Why Marketing Planning? (1 of 2)
Plans are of little importance, but planning is essential (W. Churchill)
Despite the ravings of some so-called authors (I won’t mention their names, but you will, unfortunately, find them on the web) who attempt to be original and iconoclastic, saying that “strategic planning is dead”, due to a number of obvious (but irrelevant) considerations such as the speed of change, the idea of planning in general, and marketing planning in particular, is still well-alive, although misconceived and evidently controversial.
It obviously depends on what we mean by planning, and how flexibly we implement it: the problem is totally different from that of challenging the usefulness of planning, i.e. that very few companies, especially among SMEs, have some sort of plan.
Before listing exactly 30 good reasons (!) why planning is useful in coming posts, I would just try to refer to the meaning of strategy and the importance of adopting a strategic and systematic marketing approach.
What is strategy?
Among the various definitions found in the literature, I think that, from a practical and managerial perspective, the following combination of concepts best conveys the nature and purpose of strategy:
- set of decisions
- related to the allocation of resources
- over the medium-long term
- to one or more product/market combinations
- in view of specific objectives
- considering external opportunities and threats
- and internal capabilities and constraints;
- definition of the related action plans.

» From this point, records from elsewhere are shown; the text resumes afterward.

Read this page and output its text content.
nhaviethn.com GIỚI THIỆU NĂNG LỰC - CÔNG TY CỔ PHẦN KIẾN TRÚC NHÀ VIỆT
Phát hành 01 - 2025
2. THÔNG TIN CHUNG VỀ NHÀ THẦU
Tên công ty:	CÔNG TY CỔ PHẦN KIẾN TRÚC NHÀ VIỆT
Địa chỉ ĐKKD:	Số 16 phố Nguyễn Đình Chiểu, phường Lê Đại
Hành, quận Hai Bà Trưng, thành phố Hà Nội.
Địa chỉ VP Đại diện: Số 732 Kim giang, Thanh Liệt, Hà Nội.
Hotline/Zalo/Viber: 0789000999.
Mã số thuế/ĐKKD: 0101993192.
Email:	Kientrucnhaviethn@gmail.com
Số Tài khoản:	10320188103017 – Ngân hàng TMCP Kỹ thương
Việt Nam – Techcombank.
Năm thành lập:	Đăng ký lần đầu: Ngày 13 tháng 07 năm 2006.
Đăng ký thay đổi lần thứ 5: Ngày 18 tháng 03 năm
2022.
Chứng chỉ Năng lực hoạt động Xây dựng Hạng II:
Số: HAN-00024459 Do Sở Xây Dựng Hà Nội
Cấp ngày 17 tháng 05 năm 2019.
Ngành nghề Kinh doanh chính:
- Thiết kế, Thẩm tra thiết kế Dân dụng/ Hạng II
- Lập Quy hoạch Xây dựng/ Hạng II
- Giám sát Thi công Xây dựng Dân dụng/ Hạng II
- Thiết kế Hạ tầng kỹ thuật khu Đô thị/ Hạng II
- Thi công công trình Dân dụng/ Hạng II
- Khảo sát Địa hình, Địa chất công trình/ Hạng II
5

This definition is applicable to any business context, including non-profit organizations, that could not survive and prosper without funding, provided directly by the market and/or by donors that believe in their raison d’être.
Needless to say, without an action plan, or at least some “action”, all the rest is total bullshit!
The source of any organization’s wealth
Everybody understands that the only true source of wealth for any organization is the market, which purchases its products or services or benefits from them in case of “non-profits”: without sales and/or other sources of funding (justified by the market’s needs), the organization would not generate any value, and all the other potential providers of funds and resources (shareholders, banks, suppliers, donors) would, sooner or later (probably, sooner!) stop feeding it.
At the heart of any business strategy we therefore need to have a sound marketing strategy: all the other company’s functional areas (R&D, manufacturing, HR, finance, logistics) are just “ancillary” to the marketing function, and would not survive without the organization’s ability to valuably satisfy the market (see a famous article of about thirty years ago from Regis McKenna: https://hbr.org/1991/01/marketing-is-everything).
If we agree on the following interrelated objectives, i.e. generating value through market satisfaction, we would also agree on the need for estimating, measuring and controlling their achievement, and understanding their relationships, in order to make strategic decisions that could positively influence their behavior over time: this is just planning!
The elementary indicators we are suggesting for measuring these two factors, which are the prerequisite for the generation of cash (cash is king!, as somebody appropriately said), are, respectively, the following:
- contribution margins, which represent the most appropriate variable for assessing the actual contribution (revenues or any other source of funds less variable and direct fixed costs) of a given and specific business to the overall organization’s wealth, particularly if it operates in more than one business, which is the most frequent case
- market share, which represents the portion of the market’s purchases or uses satisfied by a given organization, with reference to a specific and well-defined industry sector or segment, within a given time horizon:
- this indicator is critical also for small and medium enterprises (SMEs), provided that the market in which they operate is correctly identified and delimited (the so-called “pertinent” or reachable market)
- it would be senseless to measure the market position, i.e. the organization’s relative ability to satisfy the market, in relation to an entity (defined, for example, in geographical terms) that the company is not “physically” able to reach (off or online)
- this doesn’t mean that we need to be “precise” in estimating our relative presence in the market, but we should at least attempt to be aware of the trend of this presence, especially in relation to its major components (coverage of the reachable market and penetration of its average needs)
- saying that “market share is not anymore fashionable“, as some other ineffable authors do in the attempt to be perceived as “original” and sell their books (H. Simon et al. 2006), is therefore either trivial (if they mean that market share should not be pursued at the expense of profitability and/or positive cash-flows) or a nonsense (if they mean that market share is unimportant): without a market position (precisely, “some” market share) it would be impossible to generate any wealth!